What Benedict is telling us is that true humility is simply a measure of the self that is taken without exaggerated perfection or exaggerated guilt. Humility is the ability to know ourselves as God knows us and to know that it is the little we are that is precisely our claim on God. Humility is, then, the foundation for our relationship with God, our connectedness to others, our acceptance of ourselves, our way of using the goods of the earth and even our way of walking through the world, without arrogance, without domination, without scorn, without put-downs, without disdain, without self-centeredness. The more we know ourselves, the gentler we will be with others.

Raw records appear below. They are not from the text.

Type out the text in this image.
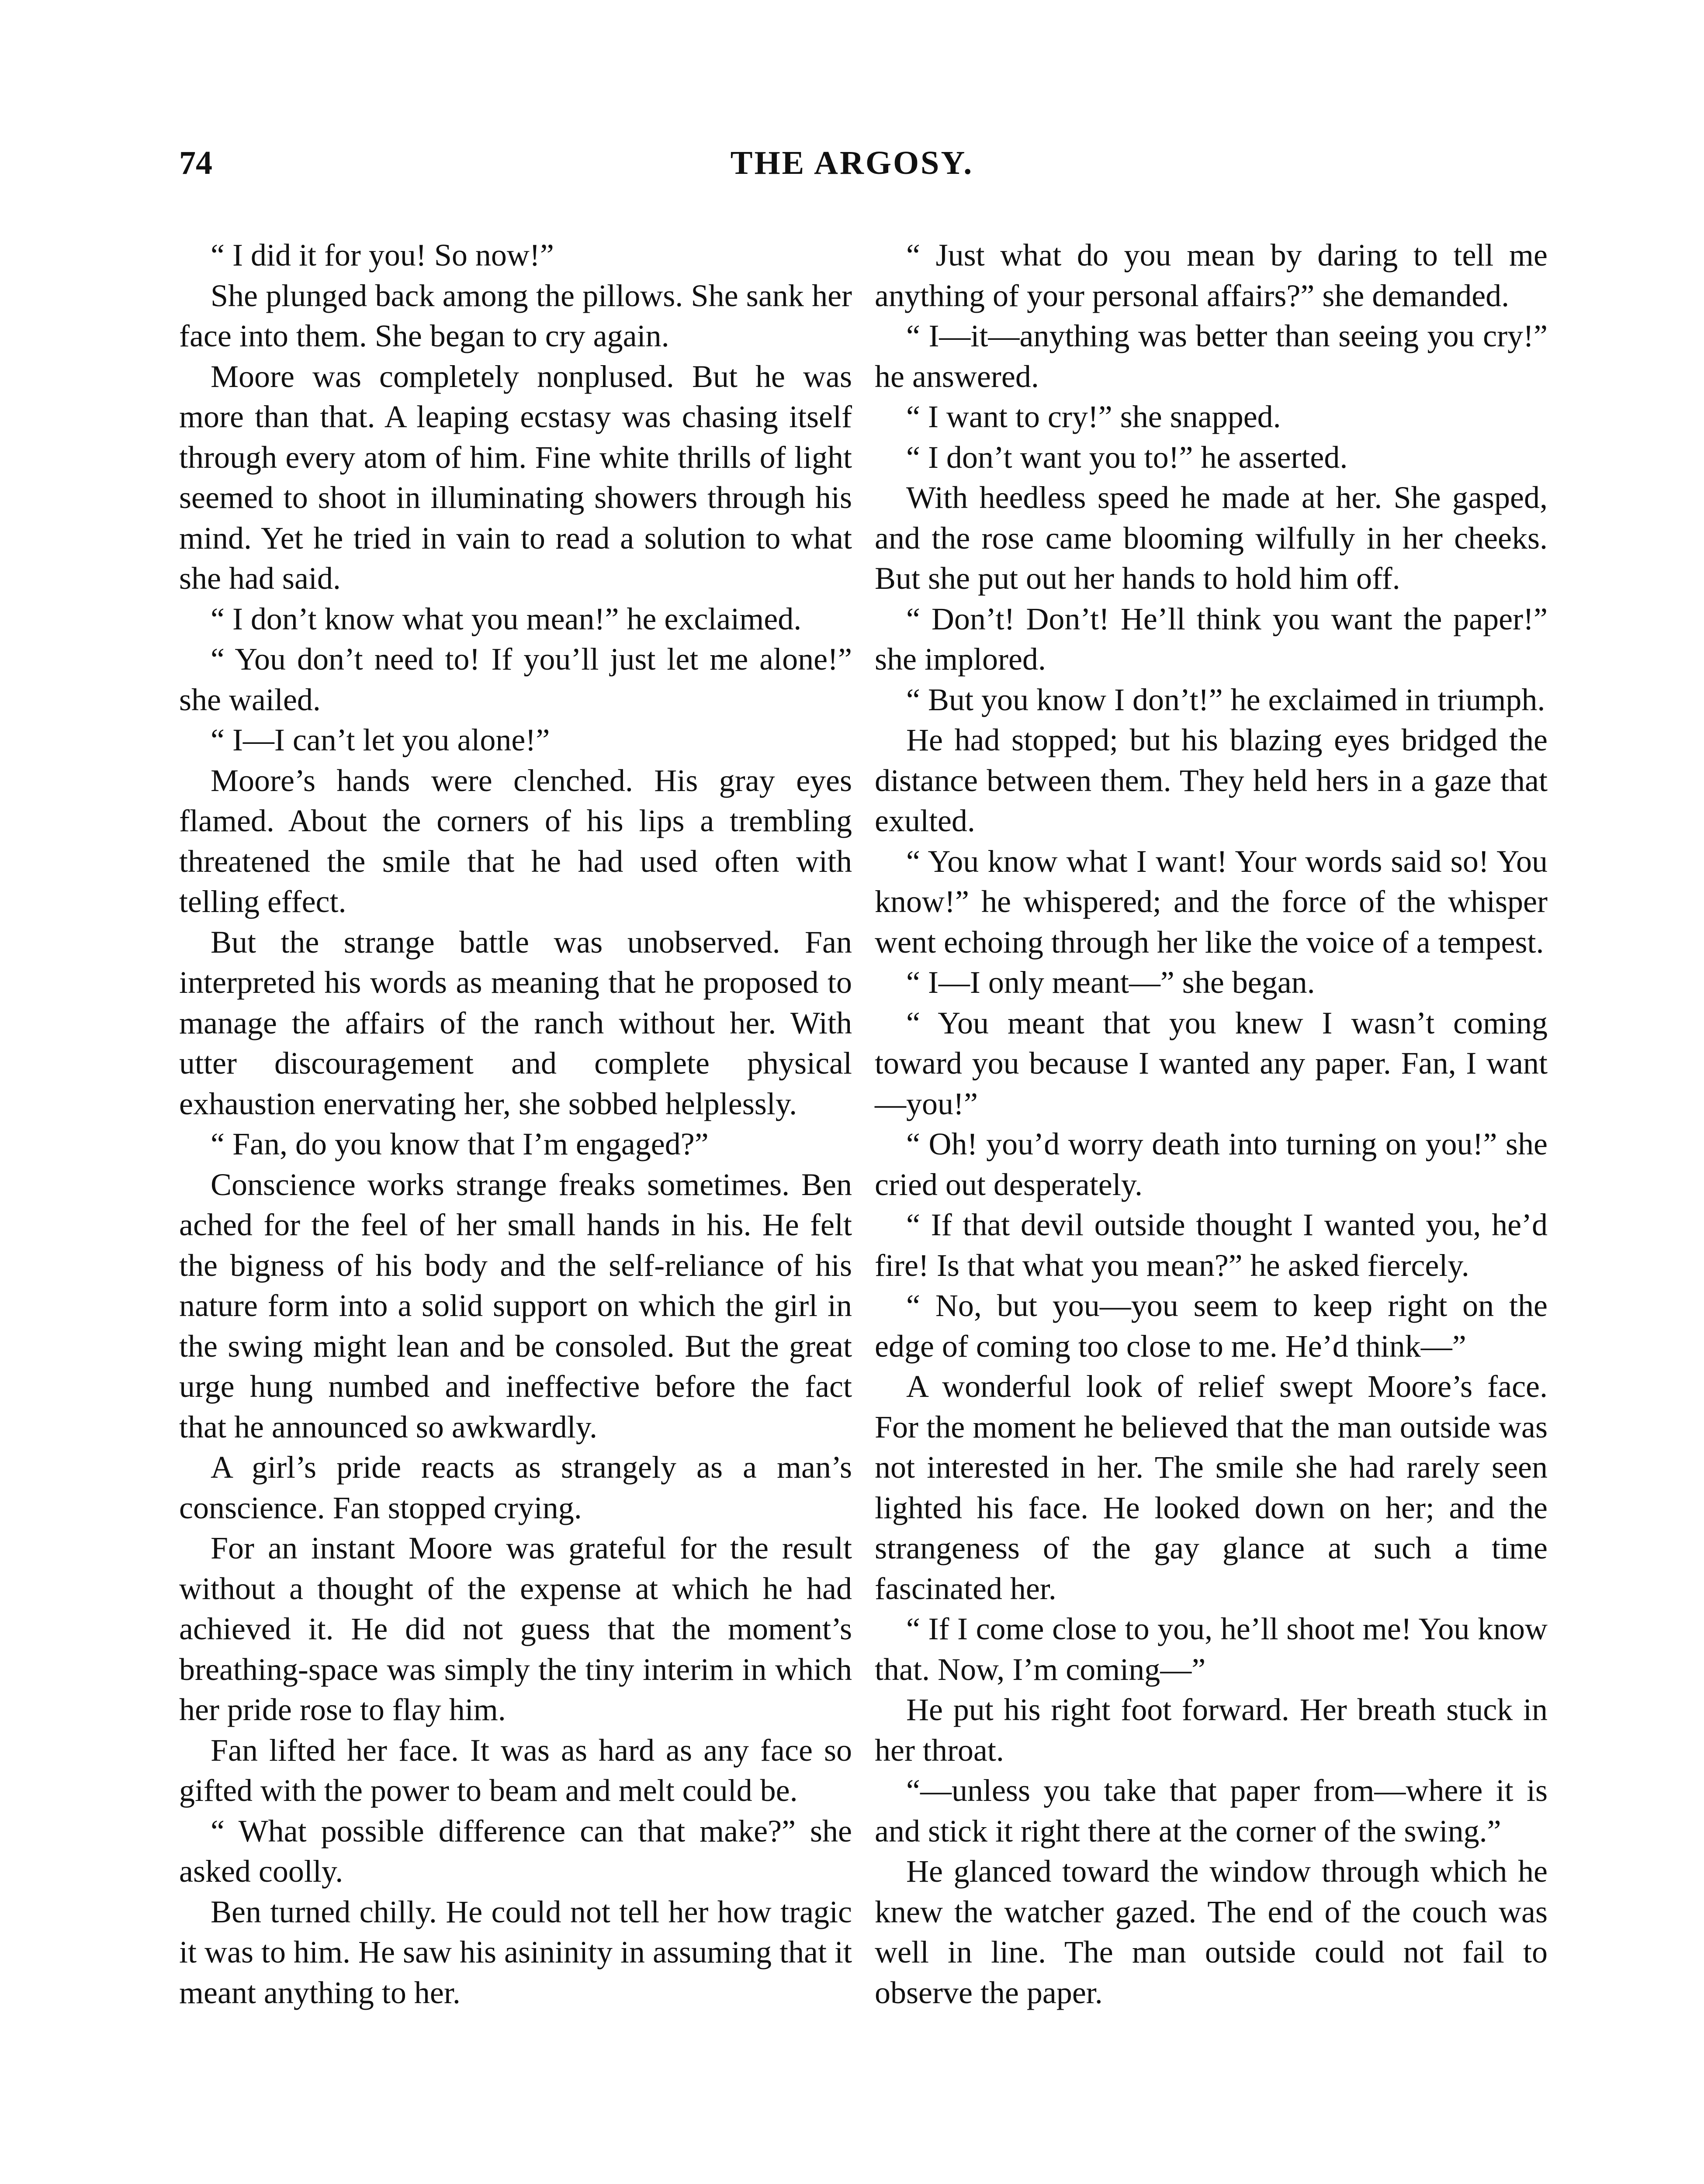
74	THE ARGOSY.

“ I did it for you! So now!”

She plunged back among the pillows. She sank her face into them. She began to cry again.

Moore was completely nonplused. But he was more than that. A leaping ecstasy was chasing itself through every atom of him. Fine white thrills of light seemed to shoot in illuminating showers through his mind. Yet he tried in vain to read a solution to what she had said.

“ I don’t know what you mean!” he exclaimed.

“ You don’t need to! If you’ll just let me alone!” she wailed.

“ I—I can’t let you alone!”

Moore’s hands were clenched. His gray eyes flamed. About the corners of his lips a trembling threatened the smile that he had used often with telling effect.

But the strange battle was unobserved. Fan interpreted his words as meaning that he proposed to manage the affairs of the ranch without her. With utter discouragement and complete physical exhaustion enervating her, she sobbed helplessly.

“ Fan, do you know that I’m engaged?”

Conscience works strange freaks sometimes. Ben ached for the feel of her small hands in his. He felt the bigness of his body and the self-reliance of his nature form into a solid support on which the girl in the swing might lean and be consoled. But the great urge hung numbed and ineffective before the fact that he announced so awkwardly.

A girl’s pride reacts as strangely as a man’s conscience. Fan stopped crying.

For an instant Moore was grateful for the result without a thought of the expense at which he had achieved it. He did not guess that the moment’s breathing-space was simply the tiny interim in which her pride rose to flay him.

Fan lifted her face. It was as hard as any face so gifted with the power to beam and melt could be.

“ What possible difference can that make?” she asked coolly.

Ben turned chilly. He could not tell her how tragic it was to him. He saw his asininity in assuming that it meant anything to her.

“ Just what do you mean by daring to tell me anything of your personal affairs?” she demanded.

“ I—it—anything was better than seeing you cry!” he answered.

“ I want to cry!” she snapped.

“ I don’t want you to!” he asserted.

With heedless speed he made at her. She gasped, and the rose came blooming wilfully in her cheeks. But she put out her hands to hold him off.

“ Don’t! Don’t! He’ll think you want the paper!” she implored.

“ But you know I don’t!” he exclaimed in triumph.

He had stopped; but his blazing eyes bridged the distance between them. They held hers in a gaze that exulted.

“ You know what I want! Your words said so! You know!” he whispered; and the force of the whisper went echoing through her like the voice of a tempest.

“ I—I only meant—” she began.

“ You meant that you knew I wasn’t coming toward you because I wanted any paper. Fan, I want—you!”

“ Oh! you’d worry death into turning on you!” she cried out desperately.

“ If that devil outside thought I wanted you, he’d fire! Is that what you mean?” he asked fiercely.

“ No, but you—you seem to keep right on the edge of coming too close to me. He’d think—”

A wonderful look of relief swept Moore’s face. For the moment he believed that the man outside was not interested in her. The smile she had rarely seen lighted his face. He looked down on her; and the strangeness of the gay glance at such a time fascinated her.

“ If I come close to you, he’ll shoot me! You know that. Now, I’m coming—”

He put his right foot forward. Her breath stuck in her throat.

“—unless you take that paper from—where it is and stick it right there at the corner of the swing.”

He glanced toward the window through which he knew the watcher gazed. The end of the couch was well in line. The man outside could not fail to observe the paper.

The chapter on humility is a strangely wonderful and intriguingly distressing treatise on the process of the spiritual life. It does not say, "Be perfect." It says, "Be honest about what you are and you will come to know God." It does not say, "Be flawless and you will earn God." It says, "If you recognize the presence of God in life, you will soon become more and more perfect." But this perfection is not in the twentieth-century sense of impeccability. This perfection is in the biblical sense of having become matured, ripened, whole.

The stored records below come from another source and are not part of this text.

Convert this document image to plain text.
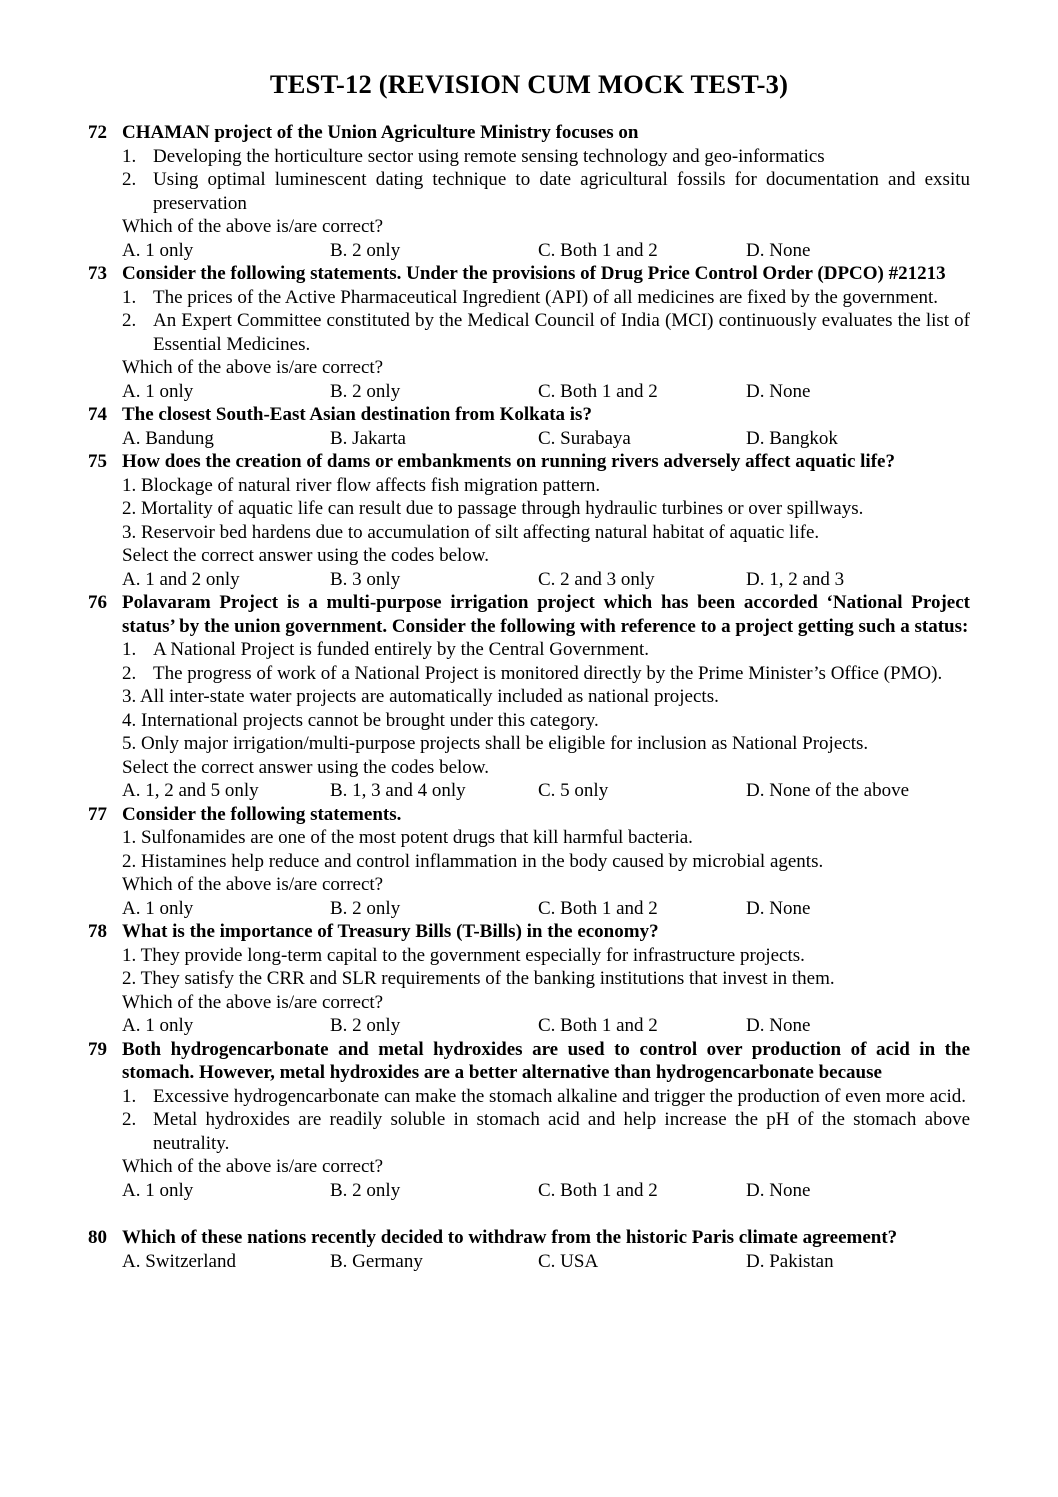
TEST-12 (REVISION CUM MOCK TEST-3)
72 CHAMAN project of the Union Agriculture Ministry focuses on
1. Developing the horticulture sector using remote sensing technology and geo-informatics
2. Using optimal luminescent dating technique to date agricultural fossils for documentation and exsitu preservation
Which of the above is/are correct?
A. 1 only	B. 2 only	C. Both 1 and 2	D. None
73 Consider the following statements. Under the provisions of Drug Price Control Order (DPCO) #21213
1. The prices of the Active Pharmaceutical Ingredient (API) of all medicines are fixed by the government.
2. An Expert Committee constituted by the Medical Council of India (MCI) continuously evaluates the list of Essential Medicines.
Which of the above is/are correct?
A. 1 only	B. 2 only	C. Both 1 and 2	D. None
74 The closest South-East Asian destination from Kolkata is?
A. Bandung	B. Jakarta	C. Surabaya	D. Bangkok
75 How does the creation of dams or embankments on running rivers adversely affect aquatic life?
1. Blockage of natural river flow affects fish migration pattern.
2. Mortality of aquatic life can result due to passage through hydraulic turbines or over spillways.
3. Reservoir bed hardens due to accumulation of silt affecting natural habitat of aquatic life.
Select the correct answer using the codes below.
A. 1 and 2 only	B. 3 only	C. 2 and 3 only	D. 1, 2 and 3
76 Polavaram Project is a multi-purpose irrigation project which has been accorded ‘National Project status’ by the union government. Consider the following with reference to a project getting such a status:
1. A National Project is funded entirely by the Central Government.
2. The progress of work of a National Project is monitored directly by the Prime Minister’s Office (PMO).
3. All inter-state water projects are automatically included as national projects.
4. International projects cannot be brought under this category.
5. Only major irrigation/multi-purpose projects shall be eligible for inclusion as National Projects.
Select the correct answer using the codes below.
A. 1, 2 and 5 only	B. 1, 3 and 4 only	C. 5 only	D. None of the above
77 Consider the following statements.
1. Sulfonamides are one of the most potent drugs that kill harmful bacteria.
2. Histamines help reduce and control inflammation in the body caused by microbial agents.
Which of the above is/are correct?
A. 1 only	B. 2 only	C. Both 1 and 2	D. None
78 What is the importance of Treasury Bills (T-Bills) in the economy?
1. They provide long-term capital to the government especially for infrastructure projects.
2. They satisfy the CRR and SLR requirements of the banking institutions that invest in them.
Which of the above is/are correct?
A. 1 only	B. 2 only	C. Both 1 and 2	D. None
79 Both hydrogencarbonate and metal hydroxides are used to control over production of acid in the stomach. However, metal hydroxides are a better alternative than hydrogencarbonate because
1. Excessive hydrogencarbonate can make the stomach alkaline and trigger the production of even more acid.
2. Metal hydroxides are readily soluble in stomach acid and help increase the pH of the stomach above neutrality.
Which of the above is/are correct?
A. 1 only	B. 2 only	C. Both 1 and 2	D. None
80 Which of these nations recently decided to withdraw from the historic Paris climate agreement?
A. Switzerland	B. Germany	C. USA	D. Pakistan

The entire chapter is such a non-mechanistic, totally human approach to God. If we reach out and meet God here where God is, if we accept God's will in life where our will does not prevail, if we are willing to learn from others, if we can see ourselves and accept ourselves for what we are and grow from that, if we can live simply, if we can respect others and reverence them, if we can be a trusting part of our world without having to strut around it controlling it, changing it, wrenching it to our own image and likeness, then we will have achieved "perfect love that casts out fear (1 Jn 4:18.)" There will be nothing left to fear--not God's wrath, not the loss of human respect, not the absence of control, not the achievements of others greater than our own whose success we have had to smother with rejection or deride with scorn.
Humility, the lost virtue of the twentieth century, is crying to heaven for rediscovery. The development of nations, the preservation of the globe, the achievement of human community may well depend on it.